To add a new tool to ECSTATIC, you must take the following steps:

  1. Create a new Dockerfile for your tool under src/resources/tools/<tool_name>. The Dockerfile must create an image that inherits from ECSTATIC's base image, and builds the tool. See some of the existing Dockerfiles we have for examples.
  2. Specify the configuration space and grammar in src/resources/configuration_spaces/<tool_name>_config.json and src/resources/grammars/{tool_name>_grammar.json respectively. Grammars are specified in the same format as Zeller's "The Fuzzing Book" https://www.fuzzingbook.org/html/Grammars.html, and configuration spaces are specified according to the schema src/resources/schema/configuration_space.schema.json and src/resources/schema/option.schema.json. A configuration space is represented by a name and a collection of options. Options have a name, a list of settings ("levels"), and a list of partial orders ("orders"). Each partial order has a "left" element, an "order" element, and a "right" element. Order is one of MST (more sound than or equal to) or MPT (more precise than or equal to). For example, the following option
    {
      "name": "optimize",
      "default": "FALSE",
      "levels": [
        "TRUE",
        "FALSE"
      ],
      "orders": [
        {
          "left": "TRUE",
          "order": "MPT",
          "right": "FALSE"
        }
      ]
    }

from SOOT's configuration space defines an option, "optimize," with two settings: TRUE and FALSE. The default setting is "FALSE", and the partial orders are that TRUE should be at least as precise as FALSE.

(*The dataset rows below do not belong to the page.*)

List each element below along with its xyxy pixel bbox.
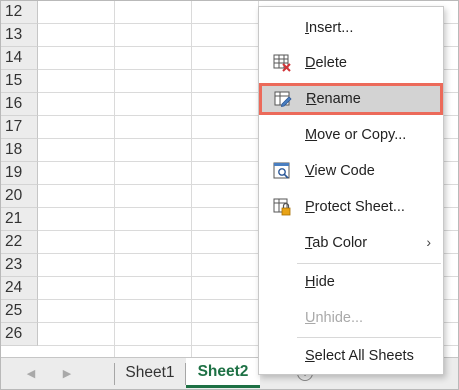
- scroll-tabs-right-icon[interactable]: ▶: [59, 366, 75, 382]
- menu-item-label: Protect Sheet...: [305, 199, 405, 215]
- menu-item-rename[interactable]: Rename: [259, 83, 443, 115]
- rename-sheet-icon: [274, 90, 292, 108]
- scroll-tabs-left-icon[interactable]: ◀: [23, 366, 39, 382]
- menu-item-insert[interactable]: Insert...: [259, 13, 443, 43]
- row-header[interactable]: 18: [1, 139, 38, 162]
- menu-separator: [297, 337, 441, 338]
- column-gridline: [191, 1, 192, 357]
- menu-item-label: View Code: [305, 163, 375, 179]
- row-header[interactable]: 16: [1, 93, 38, 116]
- row-header[interactable]: 22: [1, 231, 38, 254]
- tab-sheet2[interactable]: Sheet2: [186, 358, 260, 388]
- menu-item-tab-color[interactable]: Tab Color ›: [259, 228, 443, 258]
- row-header[interactable]: 23: [1, 254, 38, 277]
- menu-item-unhide: Unhide...: [259, 303, 443, 333]
- menu-item-label: Rename: [306, 91, 361, 107]
- row-header[interactable]: 21: [1, 208, 38, 231]
- menu-item-hide[interactable]: Hide: [259, 267, 443, 297]
- menu-item-label: Tab Color: [305, 235, 368, 251]
- row-header[interactable]: 12: [1, 1, 38, 24]
- chevron-right-icon: ›: [426, 234, 431, 250]
- menu-item-label: Delete: [305, 55, 347, 71]
- row-header[interactable]: 24: [1, 277, 38, 300]
- row-header[interactable]: 19: [1, 162, 38, 185]
- row-header[interactable]: 15: [1, 70, 38, 93]
- column-gridline: [114, 1, 115, 357]
- menu-item-move-or-copy[interactable]: Move or Copy...: [259, 120, 443, 150]
- view-code-icon: [273, 162, 291, 180]
- menu-item-label: Insert...: [305, 20, 354, 36]
- menu-item-select-all-sheets[interactable]: Select All Sheets: [259, 341, 443, 371]
- row-header[interactable]: 17: [1, 116, 38, 139]
- menu-item-protect-sheet[interactable]: Protect Sheet...: [259, 192, 443, 222]
- menu-item-view-code[interactable]: View Code: [259, 156, 443, 186]
- row-header[interactable]: 20: [1, 185, 38, 208]
- row-header[interactable]: 14: [1, 47, 38, 70]
- protect-sheet-icon: [273, 198, 291, 216]
- menu-item-delete[interactable]: Delete: [259, 48, 443, 78]
- row-header[interactable]: 25: [1, 300, 38, 323]
- row-header[interactable]: 26: [1, 323, 38, 346]
- menu-item-label: Move or Copy...: [305, 127, 407, 143]
- menu-item-label: Unhide...: [305, 310, 364, 326]
- row-header[interactable]: 13: [1, 24, 38, 47]
- menu-separator: [297, 263, 441, 264]
- excel-window: 12 13 14 15 16 17 18 19 20 21 22 23 24 2…: [0, 0, 459, 390]
- delete-sheet-icon: [273, 54, 291, 72]
- menu-item-label: Select All Sheets: [305, 348, 414, 364]
- sheet-context-menu: Insert... Delete Rename Move or Copy... …: [258, 6, 444, 375]
- menu-item-label: Hide: [305, 274, 335, 290]
- tab-sheet1[interactable]: Sheet1: [115, 358, 185, 388]
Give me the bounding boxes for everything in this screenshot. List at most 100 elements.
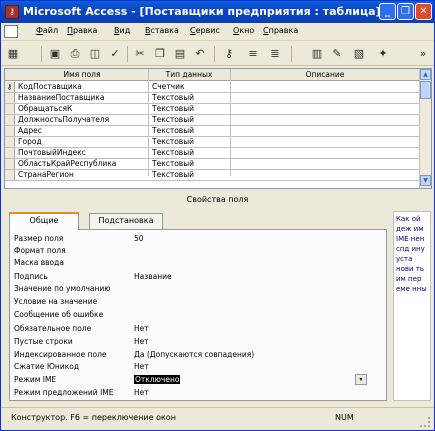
table-row[interactable]: ДолжностьПолучателя Текстовый [5,115,420,126]
undo-icon[interactable]: ↶ [192,46,208,62]
property-row[interactable]: Режим предложений IME Нет [10,387,386,399]
tab-lookup[interactable]: Подстановка [89,213,163,229]
properties-icon[interactable]: ▥ [309,46,325,62]
menu-tools[interactable]: Сервис [190,26,220,35]
field-type[interactable]: Текстовый [152,148,194,157]
more-icon[interactable]: » [417,46,429,62]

  1. Add a new class that inherits from AbstractCommandLineToolRunner.py in order to run the tool. Specifically, you must override the try_run_job method. If your tool is able to be run relatively simply (i.e., only by setting command line options), then you might find it easier to extend CommandLineToolRunner.py. See SOOTRunner.py and WALARunner.py for examples of classes that extend CommandLineToolRunner, and DOOPRunner.py and FlowDroidRunner.py for examples of more complex runners that inherit from AbstractCommandLineToolRunner.py.
  2. Add logic to RunnerFactory.py to initialize your new runner given the name of the tool.
  3. Add a new class that inherits from AbstractRunner.py to read the results of your tool. The import_file method of this class accepts a file name, and returns an iterable of results. In order to detect violations, it is important that equality be defined correctly between the results.
  4. Add logic to ReaderFactory.py that will return the appropriate reader given the task and tool name.
  5. Depending on how you want to detect violations, you may need to add a new violation checker that inherits from AbstractViolationChecker.py. The default behavior is to just check equality between records. However, if you need to determine ground truths, or you need to filter results (as we do in callgraph analyses), then you might need your own class. If you implement a new class, be sure to add logic to ViolationCheckerFactory.py.
  6. That's it!

Extending with New Input Programs

Adding a new input program is relatively simple.

  1. Add a new folder to src/resources/benchmarks, with the name of your input program (or set of input programs).
  2. In that folder, create a build.sh script that will pull the code, build it, and put it under /benchmarks/<benchmark_name> in the Docker container. Add an index.json file specifying the programs you want to run. The resolver for this file will automatically resolve paths so long as they are unique in the /benchmarks directory.